[EM] SODA: polls via "like/+1/reddit"; resulting nonmonotonicity; natural fix
Jameson Quinn
jameson.quinn at gmail.com
Tue Jan 10 09:59:05 PST 2012
I'm designing a SODA poll that would use facebook "like", google+ "+1",
and/or reddit upvotes, along with automated delegated vote assignment, to
give live-updated results. In thinking about this, I've realized that SODA
can be nonmonotonic in the following (highly contrived) scenario:
(delegated preferences in parentheses)
35: A(>C)
30: B
25: C
10-n: X
n: Y(>B>A)
With n=4, A wins. With n=6, Y's votes are enough to make B win, so A
approves C to prevent that from happening, and C wins; a worse result from
the perspective of the Y voters.
The natural fix is to allow A to approve C with only some of their
delegated votes.

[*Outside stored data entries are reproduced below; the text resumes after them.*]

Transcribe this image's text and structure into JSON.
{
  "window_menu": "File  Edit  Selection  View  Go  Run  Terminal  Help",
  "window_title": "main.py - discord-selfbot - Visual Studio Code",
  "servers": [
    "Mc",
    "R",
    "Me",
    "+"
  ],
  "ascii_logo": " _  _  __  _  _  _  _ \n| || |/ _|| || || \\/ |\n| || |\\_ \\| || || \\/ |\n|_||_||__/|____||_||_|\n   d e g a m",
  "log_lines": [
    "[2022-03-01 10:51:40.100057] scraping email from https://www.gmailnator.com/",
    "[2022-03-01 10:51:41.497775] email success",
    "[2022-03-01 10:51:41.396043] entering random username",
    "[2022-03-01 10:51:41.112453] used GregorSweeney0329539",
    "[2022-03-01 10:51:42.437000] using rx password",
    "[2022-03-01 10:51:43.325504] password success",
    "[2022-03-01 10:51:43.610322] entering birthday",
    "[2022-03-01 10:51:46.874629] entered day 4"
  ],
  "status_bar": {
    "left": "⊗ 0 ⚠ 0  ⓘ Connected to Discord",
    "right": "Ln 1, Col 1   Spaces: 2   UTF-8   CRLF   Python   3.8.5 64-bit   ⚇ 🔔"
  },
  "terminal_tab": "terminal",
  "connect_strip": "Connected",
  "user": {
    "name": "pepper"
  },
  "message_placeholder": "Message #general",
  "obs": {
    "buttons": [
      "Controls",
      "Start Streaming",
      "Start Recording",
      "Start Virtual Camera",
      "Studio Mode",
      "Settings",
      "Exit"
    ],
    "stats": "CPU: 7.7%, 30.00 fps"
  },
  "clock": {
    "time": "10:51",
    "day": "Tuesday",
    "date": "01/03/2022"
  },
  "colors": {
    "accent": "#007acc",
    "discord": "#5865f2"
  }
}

Then, when n=6, A can approve C with 12 votes. Now Y's
votes cannot make B win, so Y approves A, and the nonmonotonicity is gone.
Of course, in order for this to work like that in a live poll, I have to
make the logic for automatically updating assigned approvals much, much
more complex. In fact, off the top of my head, I can't even prove that the
general problem isn't NP-hard. But in real life, it's very unlikely that
the scenario would be even this complex, so I'm not too worried about that.